I have about 250 square feet of space to grow in my raised beds and I grow tomatoes in 5- gallon buckets on my deck, which is a warmer microclimate.   I use a 4-year crop rotation by family.  I water using rainwater and well water.  Mulch and row cover fabric help conserve water. 

This year I grew several varieties of bush green beans, carrots, onions, leeks, Chinese pink celery, kale, cabbages, a cauliflower, broccoli, peas, potatoes, short-season tomatoes and some flowers for pollination and herbs.  I only grow enough for fresh eating and a little to preserve for later.

Like many of you, our spring was cold with late snow storms.  Our summer/fall was very dry but the temperatures were not overly hot.

Chinese Pink celery
I planted everything “on time” this year because I don’t have time to lose in our short season. The weekend I planted I didn’t have my compost screen and I didn’t want to wait another week, so I planted without amending the soil. I believe that not amending my soil, as well as the cool spring, slowed the growth of almost everything I planted. I ended up fertilizing more than usual, but still crop growth was less than normal. I learned that amending my soil every year is important for crop growth.

My best success was the bed of bush snap beans.  It is a 15’ x 3.5’ cold-frame style raised bed, covered with a product called diobetalon.

I grew several varieties of bush beans: ‘Tanya’s Pink Pod’ (started producing earliest); “Calima’ beans were long, straight and slender; the ‘OS Blues’ were ‘ok’ and an unnamed variety I got in an Instagram seed swap were my favorite.  I harvested 16 pounds of beans over 6 weeks! 
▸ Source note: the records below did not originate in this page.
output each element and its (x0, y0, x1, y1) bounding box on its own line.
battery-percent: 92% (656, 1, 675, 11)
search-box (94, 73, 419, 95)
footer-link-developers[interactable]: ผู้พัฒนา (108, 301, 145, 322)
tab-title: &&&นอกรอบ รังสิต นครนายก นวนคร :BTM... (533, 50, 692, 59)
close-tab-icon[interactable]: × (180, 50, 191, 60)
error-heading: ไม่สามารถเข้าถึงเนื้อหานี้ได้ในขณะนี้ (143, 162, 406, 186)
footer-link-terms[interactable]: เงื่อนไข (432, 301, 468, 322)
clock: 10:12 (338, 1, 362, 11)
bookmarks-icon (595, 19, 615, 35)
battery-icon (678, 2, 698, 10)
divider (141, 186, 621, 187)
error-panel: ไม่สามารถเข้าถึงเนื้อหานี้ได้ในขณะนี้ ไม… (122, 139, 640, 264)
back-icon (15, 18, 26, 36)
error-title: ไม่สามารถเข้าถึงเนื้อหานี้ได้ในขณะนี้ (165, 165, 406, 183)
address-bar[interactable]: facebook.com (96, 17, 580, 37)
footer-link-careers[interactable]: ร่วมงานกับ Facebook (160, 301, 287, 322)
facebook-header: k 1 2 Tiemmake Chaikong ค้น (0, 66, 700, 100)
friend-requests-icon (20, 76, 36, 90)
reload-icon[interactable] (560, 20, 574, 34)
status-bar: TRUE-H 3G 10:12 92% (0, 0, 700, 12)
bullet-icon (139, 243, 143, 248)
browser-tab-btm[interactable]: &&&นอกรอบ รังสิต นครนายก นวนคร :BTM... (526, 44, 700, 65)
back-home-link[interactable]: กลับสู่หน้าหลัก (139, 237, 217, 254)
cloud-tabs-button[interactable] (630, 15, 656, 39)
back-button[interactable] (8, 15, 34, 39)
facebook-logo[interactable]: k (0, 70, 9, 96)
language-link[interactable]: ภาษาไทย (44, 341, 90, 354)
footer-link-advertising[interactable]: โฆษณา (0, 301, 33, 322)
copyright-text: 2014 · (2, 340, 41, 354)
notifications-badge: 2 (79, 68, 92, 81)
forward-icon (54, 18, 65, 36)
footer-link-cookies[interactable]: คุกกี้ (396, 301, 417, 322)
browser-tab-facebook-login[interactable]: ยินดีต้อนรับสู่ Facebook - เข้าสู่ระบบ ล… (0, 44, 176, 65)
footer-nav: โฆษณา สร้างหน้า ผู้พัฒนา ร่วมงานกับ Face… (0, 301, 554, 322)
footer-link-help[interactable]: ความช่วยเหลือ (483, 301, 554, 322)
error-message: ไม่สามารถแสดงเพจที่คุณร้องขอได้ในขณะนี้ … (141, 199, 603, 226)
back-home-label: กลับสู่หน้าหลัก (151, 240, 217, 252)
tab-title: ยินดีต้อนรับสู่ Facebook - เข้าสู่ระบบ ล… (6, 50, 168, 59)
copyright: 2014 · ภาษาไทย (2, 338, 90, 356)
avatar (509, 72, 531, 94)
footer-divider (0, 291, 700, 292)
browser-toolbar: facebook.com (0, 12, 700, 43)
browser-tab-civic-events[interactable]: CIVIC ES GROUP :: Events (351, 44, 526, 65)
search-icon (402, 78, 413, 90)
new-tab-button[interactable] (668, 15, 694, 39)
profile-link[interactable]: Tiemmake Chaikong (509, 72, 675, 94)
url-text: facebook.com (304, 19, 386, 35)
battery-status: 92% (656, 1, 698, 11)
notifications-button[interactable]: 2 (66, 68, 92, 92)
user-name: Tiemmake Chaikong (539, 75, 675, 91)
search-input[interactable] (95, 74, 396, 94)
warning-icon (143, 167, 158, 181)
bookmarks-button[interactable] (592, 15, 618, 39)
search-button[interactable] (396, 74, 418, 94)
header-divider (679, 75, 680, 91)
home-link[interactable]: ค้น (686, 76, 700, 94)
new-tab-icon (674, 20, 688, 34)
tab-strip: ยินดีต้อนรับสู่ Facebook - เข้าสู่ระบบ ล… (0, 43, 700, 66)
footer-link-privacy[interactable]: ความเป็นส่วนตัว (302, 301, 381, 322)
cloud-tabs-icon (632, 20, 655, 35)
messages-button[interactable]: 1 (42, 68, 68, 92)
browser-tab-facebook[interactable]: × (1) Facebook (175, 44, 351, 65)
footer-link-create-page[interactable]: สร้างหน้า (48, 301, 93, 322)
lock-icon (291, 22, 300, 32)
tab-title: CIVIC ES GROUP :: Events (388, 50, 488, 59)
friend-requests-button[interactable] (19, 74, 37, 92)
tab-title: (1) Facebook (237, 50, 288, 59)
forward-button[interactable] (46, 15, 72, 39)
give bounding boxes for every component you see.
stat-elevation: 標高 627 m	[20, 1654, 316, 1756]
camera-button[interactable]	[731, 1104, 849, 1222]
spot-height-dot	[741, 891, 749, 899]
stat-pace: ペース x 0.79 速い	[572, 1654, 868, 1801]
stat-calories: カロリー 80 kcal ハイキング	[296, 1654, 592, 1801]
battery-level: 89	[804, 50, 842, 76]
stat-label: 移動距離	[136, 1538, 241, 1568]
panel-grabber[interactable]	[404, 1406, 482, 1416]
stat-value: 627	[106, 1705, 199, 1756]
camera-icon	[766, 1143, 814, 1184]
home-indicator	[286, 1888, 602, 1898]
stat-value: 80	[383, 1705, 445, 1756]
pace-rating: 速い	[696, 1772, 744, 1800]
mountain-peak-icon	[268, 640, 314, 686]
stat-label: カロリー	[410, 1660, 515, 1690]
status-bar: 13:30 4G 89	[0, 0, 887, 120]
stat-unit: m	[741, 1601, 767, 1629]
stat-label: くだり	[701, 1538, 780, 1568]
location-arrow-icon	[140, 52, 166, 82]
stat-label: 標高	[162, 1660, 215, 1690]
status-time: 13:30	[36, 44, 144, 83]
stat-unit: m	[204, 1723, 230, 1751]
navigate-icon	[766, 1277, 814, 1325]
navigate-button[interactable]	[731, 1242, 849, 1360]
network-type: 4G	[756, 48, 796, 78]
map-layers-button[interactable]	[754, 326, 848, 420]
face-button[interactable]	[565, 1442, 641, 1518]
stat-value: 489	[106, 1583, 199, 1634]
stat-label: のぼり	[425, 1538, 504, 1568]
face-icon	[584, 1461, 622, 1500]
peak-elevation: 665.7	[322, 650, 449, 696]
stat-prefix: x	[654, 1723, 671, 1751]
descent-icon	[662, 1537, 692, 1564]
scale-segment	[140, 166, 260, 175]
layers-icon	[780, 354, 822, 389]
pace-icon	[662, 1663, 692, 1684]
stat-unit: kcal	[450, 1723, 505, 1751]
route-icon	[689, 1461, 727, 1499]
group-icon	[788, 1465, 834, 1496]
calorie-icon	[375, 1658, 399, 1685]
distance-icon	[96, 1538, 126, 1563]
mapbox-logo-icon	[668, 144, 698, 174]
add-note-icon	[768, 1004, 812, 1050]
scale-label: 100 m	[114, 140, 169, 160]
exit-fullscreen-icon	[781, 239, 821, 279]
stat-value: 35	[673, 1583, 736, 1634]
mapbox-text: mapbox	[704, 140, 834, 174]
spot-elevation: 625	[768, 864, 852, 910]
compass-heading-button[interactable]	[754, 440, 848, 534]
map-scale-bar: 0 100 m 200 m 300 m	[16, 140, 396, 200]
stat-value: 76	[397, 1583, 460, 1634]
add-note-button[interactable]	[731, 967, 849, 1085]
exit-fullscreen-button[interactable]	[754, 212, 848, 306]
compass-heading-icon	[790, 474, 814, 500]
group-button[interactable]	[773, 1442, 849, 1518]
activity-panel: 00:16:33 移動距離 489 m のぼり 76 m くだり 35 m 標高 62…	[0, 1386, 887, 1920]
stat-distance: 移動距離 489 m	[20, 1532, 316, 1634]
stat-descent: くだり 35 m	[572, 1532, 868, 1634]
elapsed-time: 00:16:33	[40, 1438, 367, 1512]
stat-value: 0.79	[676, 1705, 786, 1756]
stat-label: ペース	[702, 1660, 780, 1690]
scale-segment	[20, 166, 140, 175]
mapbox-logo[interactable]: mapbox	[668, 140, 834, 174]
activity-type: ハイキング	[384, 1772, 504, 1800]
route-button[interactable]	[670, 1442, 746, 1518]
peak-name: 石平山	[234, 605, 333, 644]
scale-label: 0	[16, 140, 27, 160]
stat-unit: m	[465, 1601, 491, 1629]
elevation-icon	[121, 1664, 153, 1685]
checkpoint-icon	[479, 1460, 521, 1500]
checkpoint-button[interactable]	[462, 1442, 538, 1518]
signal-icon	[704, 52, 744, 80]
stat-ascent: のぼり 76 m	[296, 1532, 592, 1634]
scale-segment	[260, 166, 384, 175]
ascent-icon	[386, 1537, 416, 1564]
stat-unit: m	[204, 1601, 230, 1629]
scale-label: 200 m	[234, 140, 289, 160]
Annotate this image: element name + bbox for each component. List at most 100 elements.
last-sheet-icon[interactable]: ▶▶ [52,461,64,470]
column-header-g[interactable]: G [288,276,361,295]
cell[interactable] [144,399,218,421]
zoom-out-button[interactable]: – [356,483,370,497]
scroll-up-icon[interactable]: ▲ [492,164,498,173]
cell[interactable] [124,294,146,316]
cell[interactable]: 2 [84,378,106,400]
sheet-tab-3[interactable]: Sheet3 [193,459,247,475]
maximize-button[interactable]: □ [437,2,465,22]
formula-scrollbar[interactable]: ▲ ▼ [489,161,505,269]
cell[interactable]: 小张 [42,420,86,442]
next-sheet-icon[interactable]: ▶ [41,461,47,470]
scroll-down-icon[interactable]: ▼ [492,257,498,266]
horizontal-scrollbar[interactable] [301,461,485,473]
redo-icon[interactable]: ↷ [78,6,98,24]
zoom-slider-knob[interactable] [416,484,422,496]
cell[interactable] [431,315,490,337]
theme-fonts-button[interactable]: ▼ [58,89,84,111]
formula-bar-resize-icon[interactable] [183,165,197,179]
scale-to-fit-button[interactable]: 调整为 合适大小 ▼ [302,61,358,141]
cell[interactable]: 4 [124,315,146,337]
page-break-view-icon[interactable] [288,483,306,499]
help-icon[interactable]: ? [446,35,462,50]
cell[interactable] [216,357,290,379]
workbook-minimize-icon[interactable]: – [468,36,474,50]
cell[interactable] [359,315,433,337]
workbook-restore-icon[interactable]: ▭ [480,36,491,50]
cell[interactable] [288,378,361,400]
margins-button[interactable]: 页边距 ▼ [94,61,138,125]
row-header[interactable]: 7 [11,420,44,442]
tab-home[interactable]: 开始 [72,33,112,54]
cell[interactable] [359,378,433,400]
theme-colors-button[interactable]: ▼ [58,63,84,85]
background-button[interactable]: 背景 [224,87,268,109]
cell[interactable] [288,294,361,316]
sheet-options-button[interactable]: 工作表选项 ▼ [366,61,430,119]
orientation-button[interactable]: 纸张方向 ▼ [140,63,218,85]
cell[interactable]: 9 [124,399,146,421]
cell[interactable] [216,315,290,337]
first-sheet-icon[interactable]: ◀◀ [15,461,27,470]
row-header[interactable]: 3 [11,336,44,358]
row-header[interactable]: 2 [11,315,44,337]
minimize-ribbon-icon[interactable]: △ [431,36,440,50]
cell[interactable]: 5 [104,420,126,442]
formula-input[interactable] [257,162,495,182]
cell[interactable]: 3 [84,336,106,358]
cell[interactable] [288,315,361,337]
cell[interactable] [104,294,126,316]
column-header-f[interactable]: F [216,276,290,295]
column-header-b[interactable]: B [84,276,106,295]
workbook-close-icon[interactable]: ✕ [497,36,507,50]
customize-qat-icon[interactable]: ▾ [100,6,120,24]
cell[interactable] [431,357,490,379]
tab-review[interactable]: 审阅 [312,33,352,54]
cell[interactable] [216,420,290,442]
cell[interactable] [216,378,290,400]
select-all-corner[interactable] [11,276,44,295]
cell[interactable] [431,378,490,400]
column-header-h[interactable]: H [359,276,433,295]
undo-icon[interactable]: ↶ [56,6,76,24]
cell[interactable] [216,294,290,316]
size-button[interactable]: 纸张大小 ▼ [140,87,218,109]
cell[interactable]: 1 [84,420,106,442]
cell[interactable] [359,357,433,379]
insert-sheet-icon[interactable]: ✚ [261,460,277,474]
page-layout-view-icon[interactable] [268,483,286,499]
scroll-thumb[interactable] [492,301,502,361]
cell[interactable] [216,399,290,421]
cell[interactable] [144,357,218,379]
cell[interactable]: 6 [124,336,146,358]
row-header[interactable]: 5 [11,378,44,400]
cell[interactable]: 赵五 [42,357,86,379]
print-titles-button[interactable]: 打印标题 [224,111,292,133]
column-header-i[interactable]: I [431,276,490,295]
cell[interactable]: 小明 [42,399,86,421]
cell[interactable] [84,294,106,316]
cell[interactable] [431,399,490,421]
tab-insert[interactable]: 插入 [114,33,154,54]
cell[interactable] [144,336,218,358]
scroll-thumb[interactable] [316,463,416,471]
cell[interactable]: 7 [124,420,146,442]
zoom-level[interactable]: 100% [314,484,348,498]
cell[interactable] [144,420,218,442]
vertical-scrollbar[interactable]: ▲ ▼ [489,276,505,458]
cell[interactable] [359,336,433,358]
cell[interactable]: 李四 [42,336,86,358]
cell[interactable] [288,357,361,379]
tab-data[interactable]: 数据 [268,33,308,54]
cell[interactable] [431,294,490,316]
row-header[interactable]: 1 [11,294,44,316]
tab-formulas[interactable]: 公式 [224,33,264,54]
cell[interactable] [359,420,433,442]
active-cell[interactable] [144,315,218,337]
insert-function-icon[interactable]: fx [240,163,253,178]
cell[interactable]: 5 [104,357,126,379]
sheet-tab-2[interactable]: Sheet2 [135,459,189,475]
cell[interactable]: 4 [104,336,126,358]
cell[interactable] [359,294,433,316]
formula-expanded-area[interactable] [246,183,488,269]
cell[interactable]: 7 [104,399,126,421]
I also grew a 12 pound, 12 ounce ‘New Brunswick’ cabbage!  Sorry-- I forgot to take a photo!

I was excited to try Chinese pink celery.  It has pink stalks and is supposed to be easier to grow than “European” celery.  Even though I planted it several weeks earlier than recommended, it withstood late frosts.  However, it went to seed early. 

I planted 'Shiraz Tall Top,' ‘Kamuolini’ and ‘Crapaudine’ beets for the second year but in a different bed than last year.  Deer grazed them twice and the beets got powdery mildew (a first). They were smaller than normal.  

Tomatoes on my deck, covered for early frost protection.
Green Zebra tomato
I grew several varieties of tomatoes in buckets on my deck.  I had lots of blight (also a first) but got an okay harvest.  The ‘White Currant’ tomatoes were small, creamy yellow SWEET and delicious!  My husband liked the tangy ‘Green Zebra.'

There were a few times I was pretty discouraged this past year and wondered if it was worth the time and water to try to grow some of our own food.  However, I feel I learned some things this year and I’m already planning for next year!